The past Paris Fashion Week wasn’t exactly a party. With lockdowns and travel restrictions firmly in place (both in France and for those who would normally travel to the city for the holy grail of the industry), designers and brands were forced to show primarily through digital formats. Some didn’t show at all.
It’s a stark contrast to Shanghai Fashion Week, which runs now through April 17 and is operating as business as usual, given that China has kept its Covid case numbers shockingly low since last summer. Enter Christian Dior, which took the opportunity to present a real, live version of its fall ’21 collection in a show it held on Monday in the Chinese city.
But the French luxury brand didn’t just ship over its existing fall ’21 collection for the occasion. Creative director Maria Grazia Chiuri created an entirely new version of the season to show in Shanghai.

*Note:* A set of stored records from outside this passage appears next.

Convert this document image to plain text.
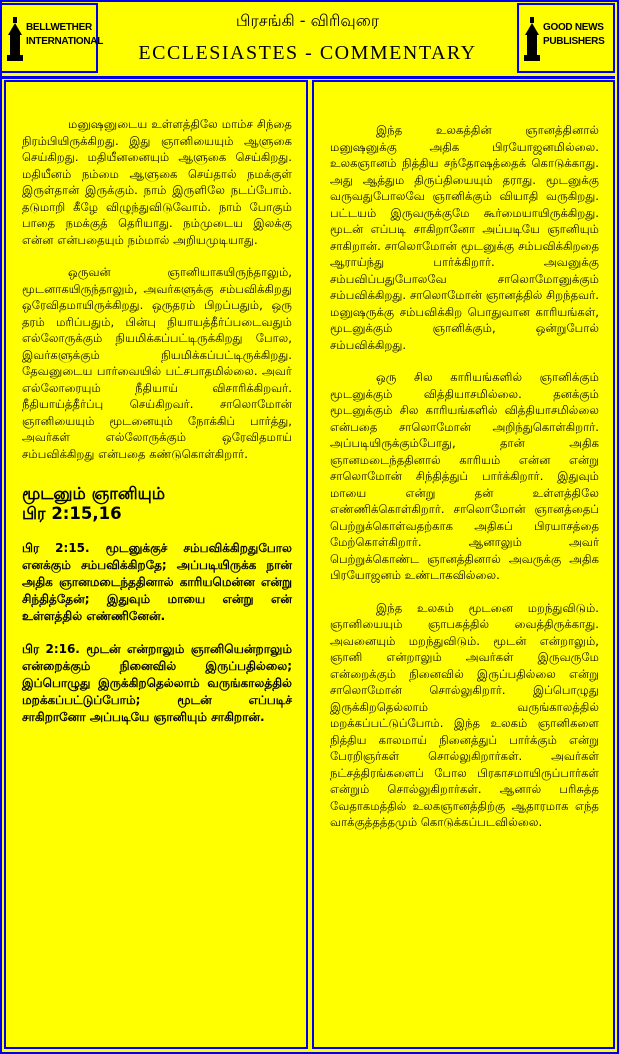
BELLWETHER
INTERNATIONAL
பிரசங்கி - விரிவுரை
ECCLESIASTES - COMMENTARY
GOOD NEWS
PUBLISHERS

மனுஷனுடைய உள்ளத்திலே மாம்ச சிந்தை நிரம்பியிருக்கிறது. இது ஞானியையும் ஆளுகை செய்கிறது. மதியீனனையும் ஆளுகை செய்கிறது. மதியீனம் நம்மை ஆளுகை செய்தால் நமக்குள் இருள்தான் இருக்கும். நாம் இருளிலே நடப்போம். தடுமாறி கீழே விழுந்துவிடுவோம். நாம் போகும் பாதை நமக்குத் தெரியாது. நம்முடைய இலக்கு என்ன என்பதையும் நம்மால் அறியமுடியாது.

ஒருவன் ஞானியாகயிருந்தாலும், மூடனாகயிருந்தாலும், அவர்களுக்கு சம்பவிக்கிறது ஒரேவிதமாயிருக்கிறது. ஒருதரம் பிறப்பதும், ஒரு தரம் மரிப்பதும், பின்பு நியாயத்தீர்ப்படைவதும் எல்லோருக்கும் நியமிக்கப்பட்டிருக்கிறது போல, இவர்களுக்கும் நியமிக்கப்பட்டிருக்கிறது. தேவனுடைய பார்வையில் பட்சபாதமில்லை. அவர் எல்லோரையும் நீதியாய் விசாரிக்கிறவர். நீதியாய்த்தீர்ப்பு செய்கிறவர். சாலொமோன் ஞானியையும் மூடனையும் நோக்கிப் பார்த்து, அவர்கள் எல்லோருக்கும் ஒரேவிதமாய் சம்பவிக்கிறது என்பதை கண்டுகொள்கிறார்.

மூடனும் ஞானியும்
பிர 2:15,16

பிர 2:15. மூடனுக்குச் சம்பவிக்கிறதுபோல எனக்கும் சம்பவிக்கிறதே; அப்படியிருக்க நான் அதிக ஞானமடைந்ததினால் காரியமென்ன என்று சிந்தித்தேன்; இதுவும் மாயை என்று என் உள்ளத்தில் எண்ணினேன்.

பிர 2:16. மூடன் என்றாலும் ஞானியென்றாலும் என்றைக்கும் நினைவில் இருப்பதில்லை; இப்பொழுது இருக்கிறதெல்லாம் வருங்காலத்தில் மறக்கப்பட்டுப்போம்; மூடன் எப்படிச் சாகிறானோ அப்படியே ஞானியும் சாகிறான்.

இந்த உலகத்தின் ஞானத்தினால் மனுஷனுக்கு அதிக பிரயோஜனமில்லை. உலகஞானம் நித்திய சந்தோஷத்தைக் கொடுக்காது. அது ஆத்தும திருப்தியையும் தராது. மூடனுக்கு வருவதுபோலவே ஞானிக்கும் வியாதி வருகிறது. பட்டயம் இருவருக்குமே கூர்மையாயிருக்கிறது. மூடன் எப்படி சாகிறானோ அப்படியே ஞானியும் சாகிறான். சாலொமோன் மூடனுக்கு சம்பவிக்கிறதை ஆராய்ந்து பார்க்கிறார். அவனுக்கு சம்பவிப்பதுபோலவே சாலொமோனுக்கும் சம்பவிக்கிறது. சாலொமோன் ஞானத்தில் சிறந்தவர். மனுஷருக்கு சம்பவிக்கிற பொதுவான காரியங்கள், மூடனுக்கும் ஞானிக்கும், ஒன்றுபோல் சம்பவிக்கிறது.

ஒரு சில காரியங்களில் ஞானிக்கும் மூடனுக்கும் வித்தியாசமில்லை. தனக்கும் மூடனுக்கும் சில காரியங்களில் வித்தியாசமில்லை என்பதை சாலொமோன் அறிந்துகொள்கிறார். அப்படியிருக்கும்போது, தான் அதிக ஞானமடைந்ததினால் காரியம் என்ன என்று சாலொமோன் சிந்தித்துப் பார்க்கிறார். இதுவும் மாயை என்று தன் உள்ளத்திலே எண்ணிக்கொள்கிறார். சாலொமோன் ஞானத்தைப் பெற்றுக்கொள்வதற்காக அதிகப் பிரயாசத்தை மேற்கொள்கிறார். ஆனாலும் அவர் பெற்றுக்கொண்ட ஞானத்தினால் அவருக்கு அதிக பிரயோஜனம் உண்டாகவில்லை.

இந்த உலகம் மூடனை மறந்துவிடும். ஞானியையும் ஞாபகத்தில் வைத்திருக்காது. அவனையும் மறந்துவிடும். மூடன் என்றாலும், ஞானி என்றாலும் அவர்கள் இருவருமே என்றைக்கும் நினைவில் இருப்பதில்லை என்று சாலொமோன் சொல்லுகிறார். இப்பொழுது இருக்கிறதெல்லாம் வருங்காலத்தில் மறக்கப்பட்டுப்போம். இந்த உலகம் ஞானிகளை நித்திய காலமாய் நினைத்துப் பார்க்கும் என்று பேரறிஞர்கள் சொல்லுகிறார்கள். அவர்கள் நட்சத்திரங்களைப் போல பிரகாசமாயிருப்பார்கள் என்றும் சொல்லுகிறார்கள். ஆனால் பரிசுத்த வேதாகமத்தில் உலகஞானத்திற்கு ஆதாரமாக எந்த வாக்குத்தத்தமும் கொடுக்கப்படவில்லை.
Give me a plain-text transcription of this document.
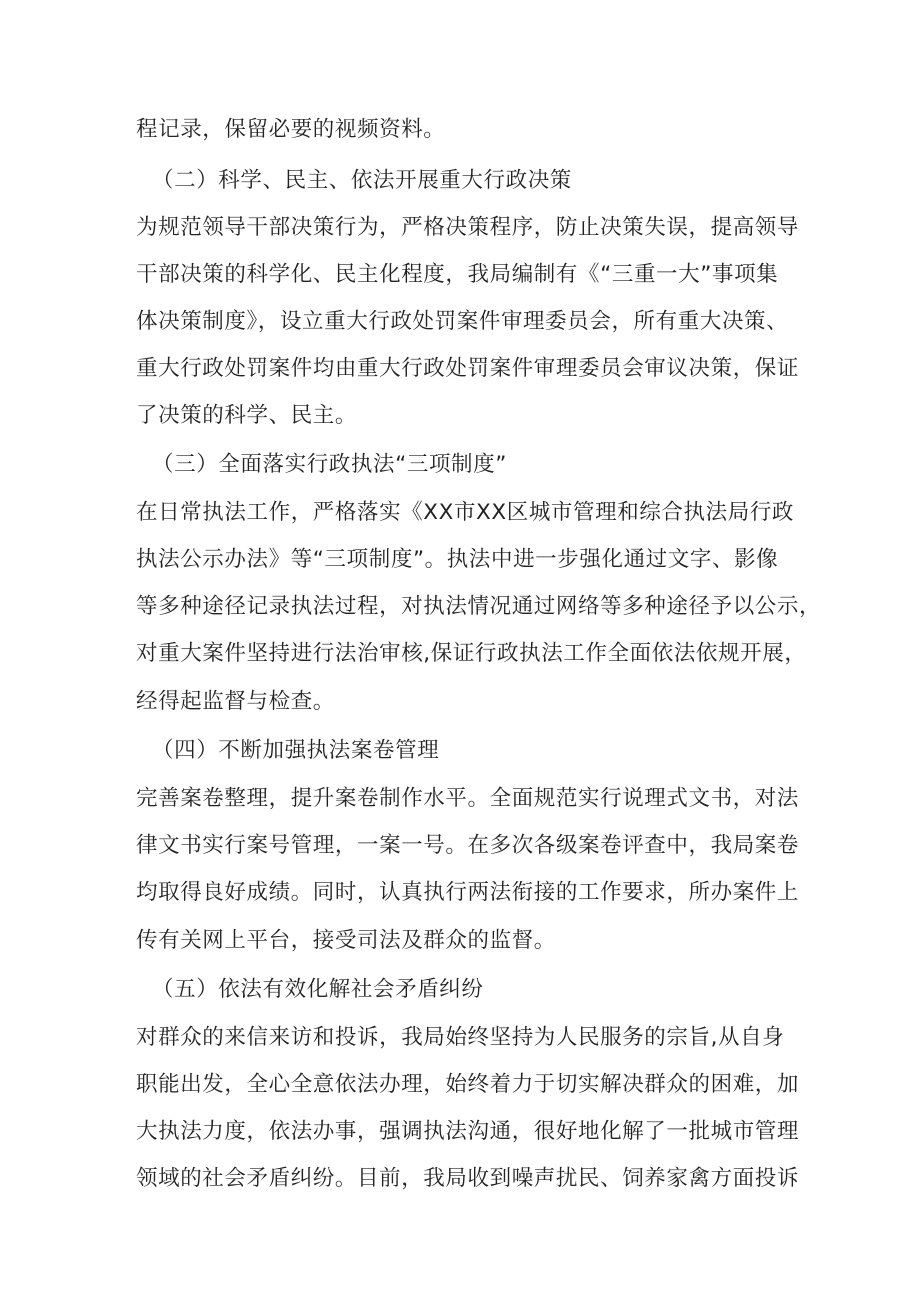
程记录，保留必要的视频资料。
（二）科学、民主、依法开展重大行政决策
为规范领导干部决策行为，严格决策程序，防止决策失误，提高领导
干部决策的科学化、民主化程度，我局编制有《“三重一大”事项集
体决策制度》，设立重大行政处罚案件审理委员会，所有重大决策、
重大行政处罚案件均由重大行政处罚案件审理委员会审议决策，保证
了决策的科学、民主。
（三）全面落实行政执法“三项制度”
在日常执法工作，严格落实《XX市XX区城市管理和综合执法局行政
执法公示办法》等“三项制度”。执法中进一步强化通过文字、影像
等多种途径记录执法过程，对执法情况通过网络等多种途径予以公示，
对重大案件坚持进行法治审核,保证行政执法工作全面依法依规开展，
经得起监督与检查。
（四）不断加强执法案卷管理
完善案卷整理，提升案卷制作水平。全面规范实行说理式文书，对法
律文书实行案号管理，一案一号。在多次各级案卷评查中，我局案卷
均取得良好成绩。同时，认真执行两法衔接的工作要求，所办案件上
传有关网上平台，接受司法及群众的监督。
（五）依法有效化解社会矛盾纠纷
对群众的来信来访和投诉，我局始终坚持为人民服务的宗旨,从自身
职能出发，全心全意依法办理，始终着力于切实解决群众的困难，加
大执法力度，依法办事，强调执法沟通，很好地化解了一批城市管理
领域的社会矛盾纠纷。目前，我局收到噪声扰民、饲养家禽方面投诉
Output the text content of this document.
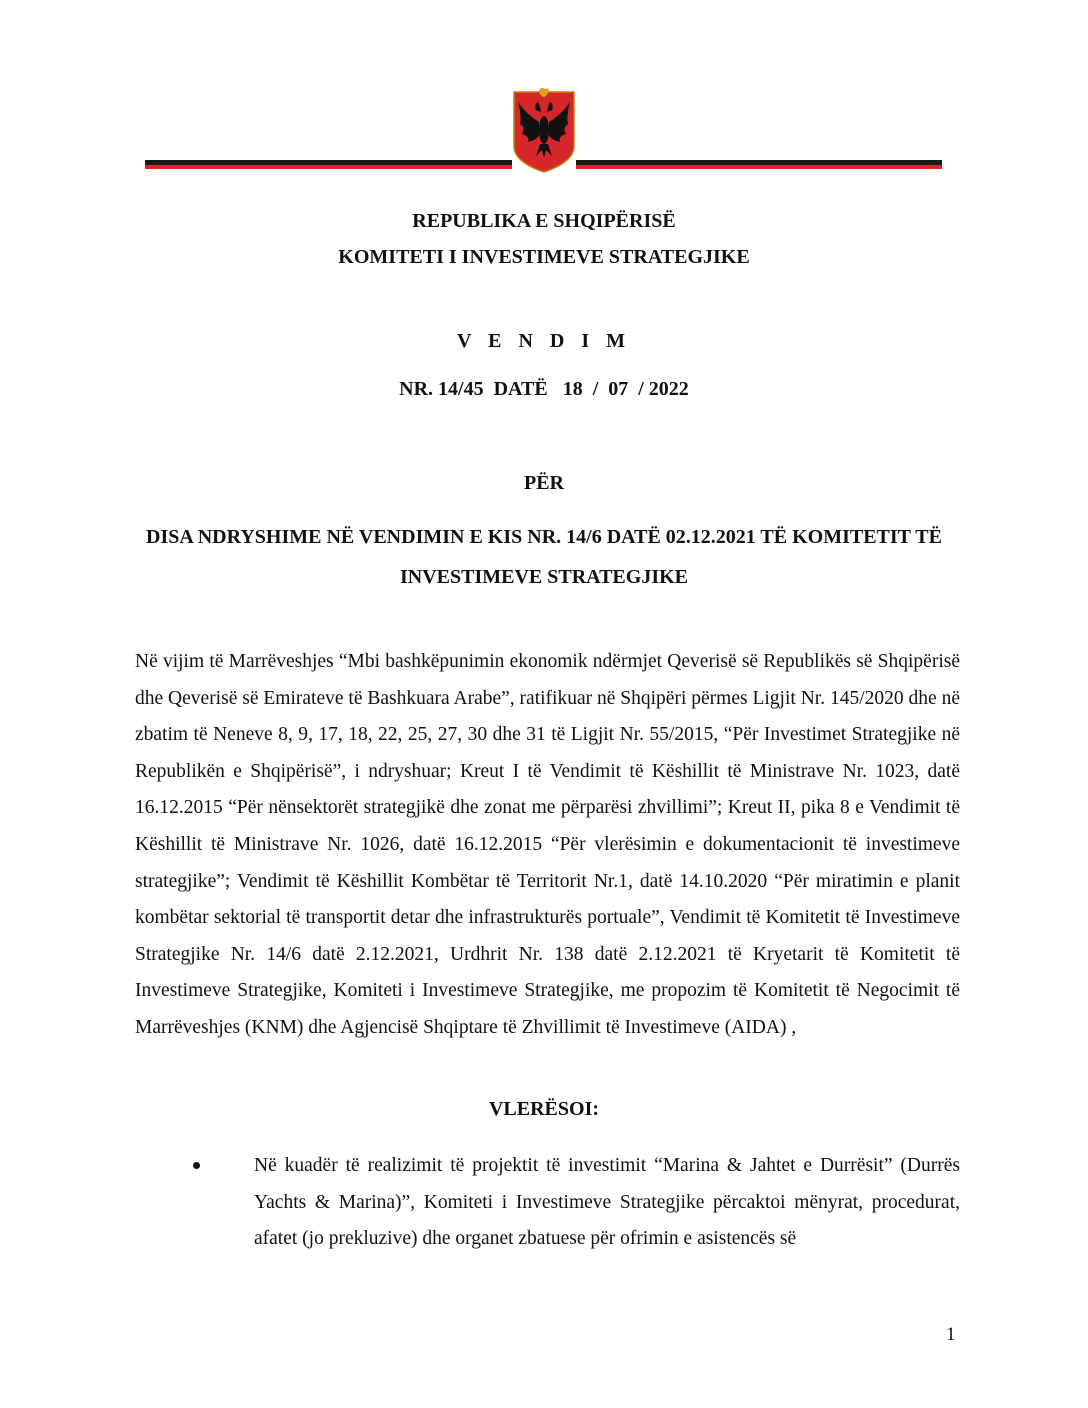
REPUBLIKA E SHQIPËRISË
KOMITETI I INVESTIMEVE STRATEGJIKE
V E N D I M
NR. 14/45  DATË   18  /  07  / 2022
PËR
DISA NDRYSHIME NË VENDIMIN E KIS NR. 14/6 DATË 02.12.2021 TË KOMITETIT TË INVESTIMEVE STRATEGJIKE
Në vijim të Marrëveshjes “Mbi bashkëpunimin ekonomik ndërmjet Qeverisë së Republikës së Shqipërisë dhe Qeverisë së Emirateve të Bashkuara Arabe”, ratifikuar në Shqipëri përmes Ligjit Nr. 145/2020 dhe në zbatim të Neneve 8, 9, 17, 18, 22, 25, 27, 30 dhe 31 të Ligjit Nr. 55/2015, “Për Investimet Strategjike në Republikën e Shqipërisë”, i ndryshuar; Kreut I të Vendimit të Këshillit të Ministrave Nr. 1023, datë 16.12.2015 “Për nënsektorët strategjikë dhe zonat me përparësi zhvillimi”; Kreut II, pika 8 e Vendimit të Këshillit të Ministrave Nr. 1026, datë 16.12.2015 “Për vlerësimin e dokumentacionit të investimeve strategjike”; Vendimit të Këshillit Kombëtar të Territorit Nr.1, datë 14.10.2020 “Për miratimin e planit kombëtar sektorial të transportit detar dhe infrastrukturës portuale”, Vendimit të Komitetit të Investimeve Strategjike Nr. 14/6 datë 2.12.2021, Urdhrit Nr. 138 datë 2.12.2021 të Kryetarit të Komitetit të Investimeve Strategjike, Komiteti i Investimeve Strategjike, me propozim të Komitetit të Negocimit të Marrëveshjes (KNM) dhe Agjencisë Shqiptare të Zhvillimit të Investimeve (AIDA) ,
VLERËSOI:
Në kuadër të realizimit të projektit të investimit “Marina & Jahtet e Durrësit” (Durrës Yachts & Marina)”, Komiteti i Investimeve Strategjike përcaktoi mënyrat, procedurat, afatet (jo prekluzive) dhe organet zbatuese për ofrimin e asistencës së
1
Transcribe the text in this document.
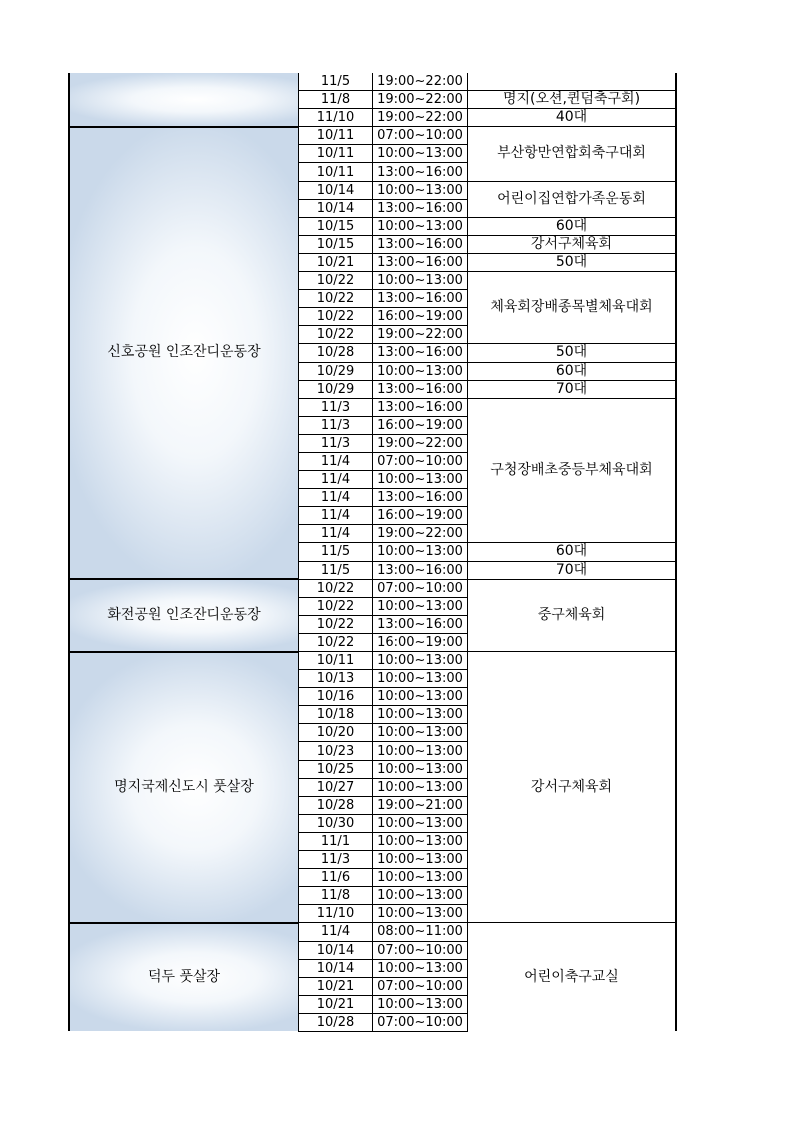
	11/5	19:00~22:00	
	11/8	19:00~22:00	명지(오션,퀸덤축구회)
	11/10	19:00~22:00	40대
신호공원 인조잔디운동장	10/11	07:00~10:00	부산항만연합회축구대회
	10/11	10:00~13:00	
	10/11	13:00~16:00	
	10/14	10:00~13:00	어린이집연합가족운동회
	10/14	13:00~16:00	
	10/15	10:00~13:00	60대
	10/15	13:00~16:00	강서구체육회
	10/21	13:00~16:00	50대
	10/22	10:00~13:00	체육회장배종목별체육대회
	10/22	13:00~16:00	
	10/22	16:00~19:00	
	10/22	19:00~22:00	
	10/28	13:00~16:00	50대
	10/29	10:00~13:00	60대
	10/29	13:00~16:00	70대
	11/3	13:00~16:00	구청장배초중등부체육대회
	11/3	16:00~19:00	
	11/3	19:00~22:00	
	11/4	07:00~10:00	
	11/4	10:00~13:00	
	11/4	13:00~16:00	
	11/4	16:00~19:00	
	11/4	19:00~22:00	
	11/5	10:00~13:00	60대
	11/5	13:00~16:00	70대
화전공원 인조잔디운동장	10/22	07:00~10:00	중구체육회
	10/22	10:00~13:00	
	10/22	13:00~16:00	
	10/22	16:00~19:00	
명지국제신도시 풋살장	10/11	10:00~13:00	강서구체육회
	10/13	10:00~13:00	
	10/16	10:00~13:00	
	10/18	10:00~13:00	
	10/20	10:00~13:00	
	10/23	10:00~13:00	
	10/25	10:00~13:00	
	10/27	10:00~13:00	
	10/28	19:00~21:00	
	10/30	10:00~13:00	
	11/1	10:00~13:00	
	11/3	10:00~13:00	
	11/6	10:00~13:00	
	11/8	10:00~13:00	
	11/10	10:00~13:00	
덕두 풋살장	11/4	08:00~11:00	어린이축구교실
	10/14	07:00~10:00	
	10/14	10:00~13:00	
	10/21	07:00~10:00	
	10/21	10:00~13:00	
	10/28	07:00~10:00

The two collections may have shared a few silhouettes by way of A-line ballet skirts, mini dresses, the brand’s classic “Bar” jacket and accessories such as white socks and très-Dior black berets. But the Shanghai line stood out for its color, fabrics and all-around pizzazz. The brand’s signature plaid mini sets were done in a bolder red, accented with toile prints. A series of minis, rompers and jackets came in disco-friendly round paillettes and other sequins, most in pink and red (they fit right in with the runway set, which included multiple disco balls and a shimmering backdrop). There were metallic leather jackets, fluorescent tea-length strapless dresses overtop black fishnet leggings. There was even leopard print, used on everything from jackets to dresses but also in a new shoe style for the collection, a slingback ballet flat called the Mizza.
All in all, there were nine exclusive looks designed for the show in Shanghai, including four dresses at the finale with the letters “D, I, O, R.”
Overall, the collection read like a punk princess take on the original fall ’21 collection, a departure from the decidedly more demure fall ’21 ready-to-wear collection shown during Paris Fashion Week. While taking a fashion show to China is certainly not new for luxury brands, creating a separate collection is, and it speaks to the focus on a market that has rebounded in ways that Western markets have not.
As the pandemic continues to create physical separation by way of travel restrictions and a void of global gatherings such as the revered Paris Fashion Week, it could further fracture markets, leaving brands to further separate their marketing strategies from region to region.